Name

rm

Synopsis

rm [options] files

Delete one or more files. To remove a file, you must have write permission in the directory that contains the file, but you need not have permission on the file itself. If you do not have write permission on the file, you will be prompted (y or n) to override. rm is often aliased to rm -i, especially for the root user, to protect against inadvertently deleting files.

Options

-d, --directory

Remove directories, even if they are not empty. Available only to a privileged user.

-f, --force

Remove write-protected files without prompting.

--help

Print a help message and then exit.

-i

Prompt for y (remove the file) or n (do not remove the file) for each file.

--interactive[=when]

Specify when to prompt.
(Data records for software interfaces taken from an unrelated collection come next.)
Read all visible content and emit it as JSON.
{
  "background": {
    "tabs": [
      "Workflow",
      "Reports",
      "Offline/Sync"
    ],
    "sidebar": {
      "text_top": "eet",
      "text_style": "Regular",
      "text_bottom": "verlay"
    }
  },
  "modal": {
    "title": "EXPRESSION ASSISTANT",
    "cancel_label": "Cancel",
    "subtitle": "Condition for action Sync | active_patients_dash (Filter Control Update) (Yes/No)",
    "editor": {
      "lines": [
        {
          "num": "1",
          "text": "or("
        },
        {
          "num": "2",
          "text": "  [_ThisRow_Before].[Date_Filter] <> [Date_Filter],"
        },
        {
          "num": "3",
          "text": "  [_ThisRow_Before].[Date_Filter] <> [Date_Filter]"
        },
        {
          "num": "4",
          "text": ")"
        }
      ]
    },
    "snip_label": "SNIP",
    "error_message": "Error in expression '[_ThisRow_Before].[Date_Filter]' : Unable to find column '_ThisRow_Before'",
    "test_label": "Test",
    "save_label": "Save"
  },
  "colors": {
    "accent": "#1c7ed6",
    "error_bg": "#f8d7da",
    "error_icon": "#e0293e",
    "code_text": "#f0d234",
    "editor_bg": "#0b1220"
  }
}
The possible values for when are never, no, none, once, always, yes.

-I

Prompt only once before deleting recursively or before deleting more than three files.

--no-preserve-root

Do not treat root (/) specially. This is the default.

--one-file-system

When removing recursively, only remove files on the same filesystem as files.

--preserve-root

Do not remove root (/).

-r, -R, --recursive

If file is a directory, remove the entire directory and all its contents, including subdirectories. Be forewarned: use of this option can be dangerous.

-v, --verbose

Verbose mode (print the name of each file before removing it).

--version

Print version information and then exit.

--

Mark the end of options. Use this when you need to supply a filename beginning with -.